Throughout all of Egypt’s revolution, there had been large numbers of people camped out in Tahrir Square, a location that has been known informally as “Liberation Square” since the Egyptian Revolution of 1919. Unfortunately, after Mubarak’s resignation, the army invaded the square and destroyed many of the encampments of the people protesting the general’s reluctance to allow change to take place. The surrounding areas, such as Libya and Syria, watched nervously as an apparently successful revolution stalled and appeared to retrogress.
Fortunately, over the past two days, elections have been held in Egypt. And not only were the elections apparently fraud-free, they were almost entirely peaceful. At the end of the election sessions, there were a group of ‘thugs’ who attacked the protesters still in Tahrir square and injured several people, but compared to the large scale violence and disruption previously seen by Egypt, I believe it is safe to say that the elections are a success. At this point, whatever the outcome of the elections is almost inconsequential to the simple novelty of an election in Egypt. Egypt has never seen anything like this before, and moving forward the populace will be dealing with things never before considered by their public policy makers.

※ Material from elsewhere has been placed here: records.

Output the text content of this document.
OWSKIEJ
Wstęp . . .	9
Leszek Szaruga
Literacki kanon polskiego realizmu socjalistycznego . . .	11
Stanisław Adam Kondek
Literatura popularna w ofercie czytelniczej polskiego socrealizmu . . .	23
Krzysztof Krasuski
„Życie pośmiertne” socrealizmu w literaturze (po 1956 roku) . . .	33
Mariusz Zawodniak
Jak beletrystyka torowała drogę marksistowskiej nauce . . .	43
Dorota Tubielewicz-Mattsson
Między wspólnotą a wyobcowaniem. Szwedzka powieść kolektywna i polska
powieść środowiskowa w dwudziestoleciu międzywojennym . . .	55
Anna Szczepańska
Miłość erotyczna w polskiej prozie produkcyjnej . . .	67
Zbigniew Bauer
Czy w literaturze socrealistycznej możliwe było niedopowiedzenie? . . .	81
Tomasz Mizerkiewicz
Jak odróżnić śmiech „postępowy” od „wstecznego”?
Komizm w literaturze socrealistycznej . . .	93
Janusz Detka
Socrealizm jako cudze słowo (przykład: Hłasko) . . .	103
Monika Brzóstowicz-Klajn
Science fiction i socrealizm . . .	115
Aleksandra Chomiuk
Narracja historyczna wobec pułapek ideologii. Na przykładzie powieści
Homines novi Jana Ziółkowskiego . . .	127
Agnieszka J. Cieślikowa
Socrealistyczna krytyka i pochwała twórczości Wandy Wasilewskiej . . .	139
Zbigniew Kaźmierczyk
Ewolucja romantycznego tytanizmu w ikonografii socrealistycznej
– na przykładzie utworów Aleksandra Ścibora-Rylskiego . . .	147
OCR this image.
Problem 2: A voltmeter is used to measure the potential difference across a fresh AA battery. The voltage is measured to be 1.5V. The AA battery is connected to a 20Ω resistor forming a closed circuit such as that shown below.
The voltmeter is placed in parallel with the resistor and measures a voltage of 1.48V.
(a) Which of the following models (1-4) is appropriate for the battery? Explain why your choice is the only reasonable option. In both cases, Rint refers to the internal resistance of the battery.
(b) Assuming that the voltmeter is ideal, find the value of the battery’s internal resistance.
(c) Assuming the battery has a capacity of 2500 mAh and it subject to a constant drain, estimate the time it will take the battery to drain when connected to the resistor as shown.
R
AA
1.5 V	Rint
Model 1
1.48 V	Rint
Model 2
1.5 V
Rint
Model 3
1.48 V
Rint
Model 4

The only concern I have about the elections is what they have revealed about the mindset of the people. The Salafis, a group many western scholars consider to be a right-wing conservative fundamentalist Islamic group, are going to be a large part of the new government. On top of that concern, the Muslim Brotherhood, who is leading in the current polls, is pushing for a reinstatement of Shariah law, which would return Egypt’s courts to the traditional Islamic law system. I believe that the return to this system of law would be detrimental to the progress the Egyptian people have worked so valiantly for and also that many of the western countries will view this as a ‘failure’ of the revolution. However, if it is what the people want, and if we truly value the ideals of democracy, we must embrace whatever the people of Egypt decide, even if it’s a system of law that has seen only minor changes for the past 600 years.